The hypostoma is broadly shield-formed and the anterior margin is most characteristic being in its central part elongated in a short evenly rounded projection. The side wings are triangular acuminate, bent a little backwards and towards the interior surface. There is only a single rounded field passing into an evenly bent border, in front of which the projecting, elliptic maculæ lie. A second pair of wings stretches backwards near the posterior margin. We have not obtained any sections of the maculæ.

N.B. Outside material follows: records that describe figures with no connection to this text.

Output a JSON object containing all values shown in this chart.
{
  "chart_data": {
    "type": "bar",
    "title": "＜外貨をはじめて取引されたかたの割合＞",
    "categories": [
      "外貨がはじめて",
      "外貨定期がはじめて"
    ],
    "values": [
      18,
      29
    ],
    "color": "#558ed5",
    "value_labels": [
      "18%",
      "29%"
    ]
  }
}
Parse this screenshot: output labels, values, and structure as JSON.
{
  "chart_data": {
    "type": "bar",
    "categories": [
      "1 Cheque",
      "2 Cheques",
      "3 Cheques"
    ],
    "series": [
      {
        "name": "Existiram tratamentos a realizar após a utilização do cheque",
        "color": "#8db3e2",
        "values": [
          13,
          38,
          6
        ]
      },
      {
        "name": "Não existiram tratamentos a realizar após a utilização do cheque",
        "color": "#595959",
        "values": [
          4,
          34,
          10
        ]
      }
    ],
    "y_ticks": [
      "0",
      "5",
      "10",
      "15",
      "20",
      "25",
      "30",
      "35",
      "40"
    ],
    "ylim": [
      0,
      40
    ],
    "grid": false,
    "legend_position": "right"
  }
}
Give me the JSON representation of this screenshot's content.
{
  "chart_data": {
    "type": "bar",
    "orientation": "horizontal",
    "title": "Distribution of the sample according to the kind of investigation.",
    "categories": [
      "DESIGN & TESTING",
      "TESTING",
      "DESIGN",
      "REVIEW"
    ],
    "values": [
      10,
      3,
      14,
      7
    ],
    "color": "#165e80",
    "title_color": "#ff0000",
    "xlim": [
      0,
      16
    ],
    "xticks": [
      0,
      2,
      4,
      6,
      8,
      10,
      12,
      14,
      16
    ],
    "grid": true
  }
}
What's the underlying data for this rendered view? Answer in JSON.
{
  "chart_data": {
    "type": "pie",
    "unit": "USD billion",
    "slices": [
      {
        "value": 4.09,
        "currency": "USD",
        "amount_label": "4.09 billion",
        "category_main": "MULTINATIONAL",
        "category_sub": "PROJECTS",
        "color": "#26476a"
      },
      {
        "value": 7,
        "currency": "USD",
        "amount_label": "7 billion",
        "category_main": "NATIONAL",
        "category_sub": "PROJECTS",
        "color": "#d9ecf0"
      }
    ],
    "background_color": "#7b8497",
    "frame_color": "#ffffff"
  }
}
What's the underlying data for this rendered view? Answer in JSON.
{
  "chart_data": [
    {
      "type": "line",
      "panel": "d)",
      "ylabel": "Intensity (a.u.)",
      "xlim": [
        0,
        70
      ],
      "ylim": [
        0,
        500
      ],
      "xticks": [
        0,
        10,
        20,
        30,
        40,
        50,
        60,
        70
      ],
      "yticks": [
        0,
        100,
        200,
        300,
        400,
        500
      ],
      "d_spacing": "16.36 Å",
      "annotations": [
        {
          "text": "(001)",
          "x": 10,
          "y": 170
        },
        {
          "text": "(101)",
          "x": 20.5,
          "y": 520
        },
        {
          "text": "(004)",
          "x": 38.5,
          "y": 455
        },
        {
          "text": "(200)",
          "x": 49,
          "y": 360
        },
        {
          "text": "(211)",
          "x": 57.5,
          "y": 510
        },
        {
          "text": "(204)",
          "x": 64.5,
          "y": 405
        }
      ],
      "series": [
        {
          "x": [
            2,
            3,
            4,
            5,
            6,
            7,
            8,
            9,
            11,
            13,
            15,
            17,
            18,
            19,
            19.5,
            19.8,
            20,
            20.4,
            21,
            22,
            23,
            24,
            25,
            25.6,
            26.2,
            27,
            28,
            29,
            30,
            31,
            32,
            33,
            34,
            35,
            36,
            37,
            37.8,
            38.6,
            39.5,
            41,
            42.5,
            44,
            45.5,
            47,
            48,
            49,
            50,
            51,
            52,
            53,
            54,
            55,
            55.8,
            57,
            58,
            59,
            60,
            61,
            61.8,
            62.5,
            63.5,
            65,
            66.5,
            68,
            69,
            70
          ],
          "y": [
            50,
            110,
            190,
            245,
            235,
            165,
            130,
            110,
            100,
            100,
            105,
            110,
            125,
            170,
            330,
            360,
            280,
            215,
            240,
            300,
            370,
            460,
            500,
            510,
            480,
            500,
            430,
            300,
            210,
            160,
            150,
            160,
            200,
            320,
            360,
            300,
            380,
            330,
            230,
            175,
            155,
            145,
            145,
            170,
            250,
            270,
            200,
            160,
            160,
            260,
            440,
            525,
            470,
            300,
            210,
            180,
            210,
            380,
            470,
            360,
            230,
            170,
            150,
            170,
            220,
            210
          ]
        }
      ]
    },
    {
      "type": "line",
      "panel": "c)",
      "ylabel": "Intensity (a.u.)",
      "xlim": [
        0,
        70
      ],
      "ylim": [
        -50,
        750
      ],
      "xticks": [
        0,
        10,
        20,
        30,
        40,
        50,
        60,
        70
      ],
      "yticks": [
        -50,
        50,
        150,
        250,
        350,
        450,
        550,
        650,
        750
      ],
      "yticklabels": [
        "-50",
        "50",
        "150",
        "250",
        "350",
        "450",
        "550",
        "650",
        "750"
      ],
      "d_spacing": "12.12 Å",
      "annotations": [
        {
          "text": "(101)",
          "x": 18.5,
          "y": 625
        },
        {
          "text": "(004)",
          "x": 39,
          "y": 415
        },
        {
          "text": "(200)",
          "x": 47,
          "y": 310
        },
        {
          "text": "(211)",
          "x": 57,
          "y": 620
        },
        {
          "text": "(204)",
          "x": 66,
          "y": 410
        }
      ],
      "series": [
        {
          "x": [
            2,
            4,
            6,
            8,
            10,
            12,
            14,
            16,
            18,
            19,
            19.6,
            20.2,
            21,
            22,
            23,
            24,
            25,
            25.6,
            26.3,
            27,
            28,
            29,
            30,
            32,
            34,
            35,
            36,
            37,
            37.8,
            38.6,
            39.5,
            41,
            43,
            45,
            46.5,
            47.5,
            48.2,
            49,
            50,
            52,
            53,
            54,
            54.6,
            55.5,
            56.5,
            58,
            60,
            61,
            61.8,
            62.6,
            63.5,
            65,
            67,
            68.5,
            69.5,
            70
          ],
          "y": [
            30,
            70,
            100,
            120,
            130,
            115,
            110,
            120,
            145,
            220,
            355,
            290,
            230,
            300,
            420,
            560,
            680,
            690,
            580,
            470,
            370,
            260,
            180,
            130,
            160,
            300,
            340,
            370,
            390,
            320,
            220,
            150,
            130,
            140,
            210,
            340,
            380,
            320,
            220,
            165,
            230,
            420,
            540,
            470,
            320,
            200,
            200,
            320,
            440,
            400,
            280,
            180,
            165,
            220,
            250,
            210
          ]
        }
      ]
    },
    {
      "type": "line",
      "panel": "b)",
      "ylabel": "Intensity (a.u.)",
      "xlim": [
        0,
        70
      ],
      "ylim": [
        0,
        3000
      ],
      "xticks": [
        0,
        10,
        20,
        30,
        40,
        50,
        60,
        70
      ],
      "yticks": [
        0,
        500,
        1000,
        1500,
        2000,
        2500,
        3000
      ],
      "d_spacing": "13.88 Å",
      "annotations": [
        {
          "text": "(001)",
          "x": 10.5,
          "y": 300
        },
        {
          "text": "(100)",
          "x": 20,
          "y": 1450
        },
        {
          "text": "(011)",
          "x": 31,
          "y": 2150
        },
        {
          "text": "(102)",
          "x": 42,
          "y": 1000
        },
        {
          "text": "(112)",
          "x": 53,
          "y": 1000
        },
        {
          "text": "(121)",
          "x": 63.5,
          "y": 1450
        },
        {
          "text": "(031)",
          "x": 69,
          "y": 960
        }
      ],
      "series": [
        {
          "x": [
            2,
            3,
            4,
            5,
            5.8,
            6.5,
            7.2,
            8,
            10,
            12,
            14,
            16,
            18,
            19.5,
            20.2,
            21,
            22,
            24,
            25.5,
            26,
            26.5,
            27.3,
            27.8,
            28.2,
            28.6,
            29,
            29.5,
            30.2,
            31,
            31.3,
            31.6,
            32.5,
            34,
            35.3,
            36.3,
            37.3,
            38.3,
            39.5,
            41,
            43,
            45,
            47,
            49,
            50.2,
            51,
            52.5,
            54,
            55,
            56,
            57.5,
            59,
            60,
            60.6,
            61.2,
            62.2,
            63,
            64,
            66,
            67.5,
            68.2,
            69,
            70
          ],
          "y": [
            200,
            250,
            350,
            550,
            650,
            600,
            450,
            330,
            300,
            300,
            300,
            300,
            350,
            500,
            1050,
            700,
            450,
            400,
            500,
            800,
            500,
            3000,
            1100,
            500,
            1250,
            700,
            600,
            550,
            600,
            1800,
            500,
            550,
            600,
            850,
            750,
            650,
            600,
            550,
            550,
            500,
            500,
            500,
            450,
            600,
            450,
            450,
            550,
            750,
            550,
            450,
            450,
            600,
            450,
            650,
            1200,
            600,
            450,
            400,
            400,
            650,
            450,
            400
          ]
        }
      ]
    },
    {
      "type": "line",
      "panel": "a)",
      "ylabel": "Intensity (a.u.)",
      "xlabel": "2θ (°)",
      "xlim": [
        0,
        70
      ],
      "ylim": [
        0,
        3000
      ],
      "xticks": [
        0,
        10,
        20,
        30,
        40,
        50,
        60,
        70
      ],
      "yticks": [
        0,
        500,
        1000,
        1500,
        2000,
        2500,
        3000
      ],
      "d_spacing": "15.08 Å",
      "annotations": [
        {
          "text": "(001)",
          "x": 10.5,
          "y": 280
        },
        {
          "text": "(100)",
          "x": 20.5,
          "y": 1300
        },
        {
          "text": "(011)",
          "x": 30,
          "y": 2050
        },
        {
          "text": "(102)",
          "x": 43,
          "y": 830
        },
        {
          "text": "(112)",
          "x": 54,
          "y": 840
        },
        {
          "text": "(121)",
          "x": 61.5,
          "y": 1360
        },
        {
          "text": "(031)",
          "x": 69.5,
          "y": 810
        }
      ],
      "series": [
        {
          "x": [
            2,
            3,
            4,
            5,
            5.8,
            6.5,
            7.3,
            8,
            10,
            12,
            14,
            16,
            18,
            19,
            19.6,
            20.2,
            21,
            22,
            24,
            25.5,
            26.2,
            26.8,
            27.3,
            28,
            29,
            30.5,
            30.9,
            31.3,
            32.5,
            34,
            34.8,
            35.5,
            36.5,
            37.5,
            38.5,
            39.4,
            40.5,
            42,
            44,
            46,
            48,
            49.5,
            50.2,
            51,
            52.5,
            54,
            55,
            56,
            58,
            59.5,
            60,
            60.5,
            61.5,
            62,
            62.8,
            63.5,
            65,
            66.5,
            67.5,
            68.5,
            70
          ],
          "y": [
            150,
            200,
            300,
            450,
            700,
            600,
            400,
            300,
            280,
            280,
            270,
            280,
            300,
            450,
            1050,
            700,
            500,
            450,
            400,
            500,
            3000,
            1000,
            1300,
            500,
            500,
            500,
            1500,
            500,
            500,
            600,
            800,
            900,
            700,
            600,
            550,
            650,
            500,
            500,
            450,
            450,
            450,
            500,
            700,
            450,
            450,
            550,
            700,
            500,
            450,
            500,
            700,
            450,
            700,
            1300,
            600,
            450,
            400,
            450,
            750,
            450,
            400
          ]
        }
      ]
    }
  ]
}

The cephalic eyes [figs. 36-38] are covered with an uncommonly thick stratum of homogenous shell, one and a half times as thick as the subjacent lenses. These are comparatively broad, above passing indistinctly in the covering stratum, below, at their basis, convex. In a horizontal section [figs. 33, 34] they exhibit the common hexaedral or pentaedric aspect, their exterior sides being white and confluent without any separating lines. Their interior is dark and from the polygonal sides white lines go in giving the whole the appearance as of a starry, composite coral with its septa. The correspondence in structure with Bronteus laticauda [pl. II fig. 7] is striking. A narrow space separates the surface of the eye from a nearly similar patch below the eve on the cheek [35 b, 38 b]. But there the position of the composing strata is singularly reversed and the spongious or pseudo-prismatic stratum lies close to the outside and the homogenous stratum on the inside. The white longitudinal lines are well marked out and regular in the vertical section, [fig. 38 b], indicating the prismatic structure most clearly.
B. barriensis Murch.
The hypostoma [fig. 31] is of so transverse a shape that the breadth much surpasses the height, the former being 6 millim., while the latter attains only 3,5 millim. The anterior margin is so much arcuated and sloping backwards that it forms an obtuse angle. The side wings are triangular and acuminated and from them a thick pad runs backwards and forms the posterior margin. Below the largest field of the exterior surface the maculæ rest on a ridge having a much elongated, vermiform shape and sunk in the surface ([fig. 32]) a little more than three times longer than broad. In its shape it approaches much to the hypostoma of Bum. insignis Hall as delineated by Salter pl. 27 fig. 7.